No entanto, o Tribunal Regional do Trabalho da 18ª Região (GO) reformou a sentença, entendendo que não havia prova suficiente de que as investidas do encarregado fossem indesejadas e repelidas. O TRT considerou que a trabalhadora teria dado atenção ao suposto assediador, o que, na visão daquele tribunal, demonstraria uma relação consensual.
4. A Perspectiva de Gênero e a Decisão do TST.
A decisão do Tribunal Regional foi revista pelo TST, que aplicou o Protocolo para Julgamento com Perspectiva de Gênero do CNJ. Este protocolo orienta os juízes a considerar a realidade das vítimas de violência de gênero e a dar alta valoração às suas declarações.
No caso específico, o ministro Agra Belmonte destacou que a suposta consensualidade alegada pela empresa muitas vezes pode ser fruto de coação, especialmente quando a vítima está em uma posição de vulnerabilidade, como no ambiente de trabalho.
O TST reconheceu que a palavra da vítima foi desconsiderada pelo TRT, em contrariedade às diretrizes do protocolo do CNJ. Ao reformar a decisão regional, a Sétima Turma condenou a empresa a indenizar a trabalhadora em R$ 71 mil, reconhecendo que houve assédio sexual e que a empresa, ao ignorar a denúncia, contribuiu para um ambiente de trabalho tóxico e desequilibrado.
5. Importância da Decisão e do Protocolo do CNJ.
A aplicação do Protocolo para Julgamento com Perspectiva de Gênero é um marco na jurisprudência trabalhista brasileira.
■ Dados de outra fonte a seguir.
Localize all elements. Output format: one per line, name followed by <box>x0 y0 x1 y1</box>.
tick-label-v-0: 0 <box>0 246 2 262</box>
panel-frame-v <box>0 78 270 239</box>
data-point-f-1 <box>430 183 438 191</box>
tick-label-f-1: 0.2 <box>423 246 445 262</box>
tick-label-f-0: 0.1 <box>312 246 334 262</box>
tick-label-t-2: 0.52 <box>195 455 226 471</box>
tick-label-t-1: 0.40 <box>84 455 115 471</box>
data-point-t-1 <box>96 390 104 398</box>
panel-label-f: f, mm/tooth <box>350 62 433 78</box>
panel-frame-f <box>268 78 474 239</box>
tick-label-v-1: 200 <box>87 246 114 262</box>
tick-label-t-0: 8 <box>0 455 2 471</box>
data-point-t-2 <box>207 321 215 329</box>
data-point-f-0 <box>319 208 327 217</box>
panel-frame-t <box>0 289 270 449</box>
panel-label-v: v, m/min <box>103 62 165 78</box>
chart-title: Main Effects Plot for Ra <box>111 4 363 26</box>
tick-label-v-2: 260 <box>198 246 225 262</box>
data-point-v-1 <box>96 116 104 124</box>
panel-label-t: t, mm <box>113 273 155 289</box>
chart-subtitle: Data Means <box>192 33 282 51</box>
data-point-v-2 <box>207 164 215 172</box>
Esse documento foi criado com o intuito de orientar os magistrados a julgarem casos com maior sensibilidade à questão de gênero, reconhecendo a violência estrutural e as desigualdades que muitas mulheres enfrentam no ambiente de trabalho.
No contexto do assédio sexual, é crucial entender que a relação de poder entre o assediador e a vítima pode criar uma situação em que a vítima se sinta coagida a tolerar ou a não denunciar o assédio por medo de retaliação, ou perda do emprego.
O protocolo do CNJ destaca a importância de valorizar a palavra da vítima e de compreender o contexto em que as ações ocorreram, evitando interpretações simplistas ou estigmatizantes.
6. Reflexões Finais.
A decisão do TST neste caso reflete um avanço significativo na proteção dos direitos das trabalhadoras e no reconhecimento da gravidade do assédio sexual no ambiente laboral.
A implementação do Protocolo para Julgamento com Perspectiva de Gênero representa uma mudança necessária na abordagem desses casos, promovendo uma análise mais aprofundada das dinâmicas de poder e da realidade vivida pelas vítimas.
O assédio sexual é uma forma de violência que afeta não apenas a integridade psicológica e emocional da vítima, mas também o ambiente de trabalho como um todo.
Decisões como a do TST são fundamentais para desencorajar comportamentos abusivos e reforçar a responsabilidade das empresas em criar ambientes de trabalho seguros e respeitosos para todos os empregados.
Essa mudança de paradigma no Judiciário brasileiro, ao reconhecer e valorizar a perspectiva de gênero, contribui para uma sociedade mais justa e equitativa, onde o combate ao assédio sexual no trabalho é tratado com a seriedade que merece.